Blake not the first 'Beast' of sprinting
Champion sprinter Yohan Blake has recently shrugged off the nickname 'the Beast', a label he earned because of his relentless hard work in training.
Blake, however, isn't the first double Olympic sprint medal winner to bear the nickname. Thirty-six years ago, Scotland's Allan Wells wore the tag as he approached his Olympic destiny.
In a 2008 interview, the incomparable Usain Bolt is reported to have pinpointed Blake as a sprinter on the rise. "Watch out for Yohan Blake", he said, "he works like a beast." His commitment paid off. Blake secured the 100 metres gold medal at the 2011 World Championships when Bolt false-started and ran strongly to garner silver medals in the 100 and 200 metres in the 2012 Olympic Games.

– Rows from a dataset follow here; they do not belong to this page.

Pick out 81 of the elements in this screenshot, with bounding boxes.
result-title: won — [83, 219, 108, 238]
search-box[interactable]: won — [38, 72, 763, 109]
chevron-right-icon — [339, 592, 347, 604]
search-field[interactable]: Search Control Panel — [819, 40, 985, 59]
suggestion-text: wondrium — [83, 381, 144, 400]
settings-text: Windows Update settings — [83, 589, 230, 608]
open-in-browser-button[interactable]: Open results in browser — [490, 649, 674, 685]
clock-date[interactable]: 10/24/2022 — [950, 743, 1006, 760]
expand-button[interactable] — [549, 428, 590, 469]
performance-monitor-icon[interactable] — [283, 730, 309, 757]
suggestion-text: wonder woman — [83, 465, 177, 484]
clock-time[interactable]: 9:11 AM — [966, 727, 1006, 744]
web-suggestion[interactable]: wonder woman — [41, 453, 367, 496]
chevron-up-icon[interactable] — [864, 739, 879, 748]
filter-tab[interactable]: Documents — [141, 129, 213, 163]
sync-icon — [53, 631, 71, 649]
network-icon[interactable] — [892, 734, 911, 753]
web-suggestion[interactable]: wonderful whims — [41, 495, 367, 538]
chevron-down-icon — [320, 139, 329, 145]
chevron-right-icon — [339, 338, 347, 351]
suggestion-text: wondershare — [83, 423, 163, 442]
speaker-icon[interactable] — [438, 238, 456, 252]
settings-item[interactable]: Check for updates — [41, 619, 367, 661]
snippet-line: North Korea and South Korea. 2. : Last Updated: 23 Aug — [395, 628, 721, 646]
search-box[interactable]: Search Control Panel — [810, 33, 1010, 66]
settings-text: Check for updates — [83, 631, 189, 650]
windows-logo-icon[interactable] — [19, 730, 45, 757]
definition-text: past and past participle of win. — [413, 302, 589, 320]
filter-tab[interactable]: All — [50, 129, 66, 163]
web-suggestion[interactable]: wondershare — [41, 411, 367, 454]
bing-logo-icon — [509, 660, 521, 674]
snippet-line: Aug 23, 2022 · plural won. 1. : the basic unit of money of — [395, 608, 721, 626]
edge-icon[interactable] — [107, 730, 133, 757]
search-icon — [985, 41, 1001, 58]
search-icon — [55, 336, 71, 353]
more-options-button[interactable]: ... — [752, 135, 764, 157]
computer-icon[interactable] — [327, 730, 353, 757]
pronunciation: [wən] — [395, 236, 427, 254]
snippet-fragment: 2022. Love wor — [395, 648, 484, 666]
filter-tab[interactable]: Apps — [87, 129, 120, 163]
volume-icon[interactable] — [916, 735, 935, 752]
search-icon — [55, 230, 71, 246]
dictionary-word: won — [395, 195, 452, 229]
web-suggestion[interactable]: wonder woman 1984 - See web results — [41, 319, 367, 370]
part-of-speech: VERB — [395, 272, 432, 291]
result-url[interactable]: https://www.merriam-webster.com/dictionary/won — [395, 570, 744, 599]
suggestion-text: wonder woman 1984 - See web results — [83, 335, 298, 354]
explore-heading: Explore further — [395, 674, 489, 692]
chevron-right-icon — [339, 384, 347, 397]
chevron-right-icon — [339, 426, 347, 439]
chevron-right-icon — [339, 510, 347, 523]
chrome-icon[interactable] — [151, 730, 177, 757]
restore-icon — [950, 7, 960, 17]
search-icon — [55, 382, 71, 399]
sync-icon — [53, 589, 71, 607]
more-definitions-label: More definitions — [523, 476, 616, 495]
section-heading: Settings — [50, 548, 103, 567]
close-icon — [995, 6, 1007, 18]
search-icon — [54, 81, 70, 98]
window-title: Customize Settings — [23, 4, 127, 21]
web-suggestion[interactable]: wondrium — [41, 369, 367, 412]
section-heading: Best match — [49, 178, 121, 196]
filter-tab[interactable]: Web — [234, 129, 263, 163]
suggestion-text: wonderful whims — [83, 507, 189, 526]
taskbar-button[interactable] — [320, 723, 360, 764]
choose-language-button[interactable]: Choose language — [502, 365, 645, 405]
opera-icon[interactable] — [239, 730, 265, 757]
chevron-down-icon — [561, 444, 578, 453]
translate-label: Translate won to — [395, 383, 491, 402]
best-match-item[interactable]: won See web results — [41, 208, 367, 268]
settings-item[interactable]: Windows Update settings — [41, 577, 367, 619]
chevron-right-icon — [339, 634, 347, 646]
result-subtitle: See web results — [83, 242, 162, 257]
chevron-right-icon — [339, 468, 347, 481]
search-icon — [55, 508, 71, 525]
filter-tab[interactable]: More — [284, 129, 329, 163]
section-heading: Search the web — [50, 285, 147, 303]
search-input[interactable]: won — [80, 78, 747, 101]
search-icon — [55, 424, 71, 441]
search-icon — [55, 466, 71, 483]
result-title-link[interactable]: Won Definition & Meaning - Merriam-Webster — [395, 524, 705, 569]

"When you guys are sleeping at night, I am out there working," Blake once said. "That's why they call me the Beast", he commented. "I work twice as hard as everybody else."
The same applied, in a bygone generation of sprinting, to Wells. While Bolt inadvertently gave Blake the since discarded nickname, Wells got it from the mother of one of his rivals. The Scot rose to prominence in the late 1970s and ran headlong into a European rivalry with Italian Pietro Mennea. The Italian's mother compared his slim son to the muscular Scot and nicknamed him "The Beast".
In 1980, Wells became the second Briton to win the Olympic 100 metres title. In the 200m, he had the lead in the closing stages but Mennea rushed past him to win. Donald Quarrie of Jamaica, the reigning champion, was third. Wells had to wait until the 1982 Commonwealth Games to win a big sprint double.
Blake has recently discarded the 'Beast' label because of negative spiritual connotations. By contrast, Wells reportedly considered it a compliment.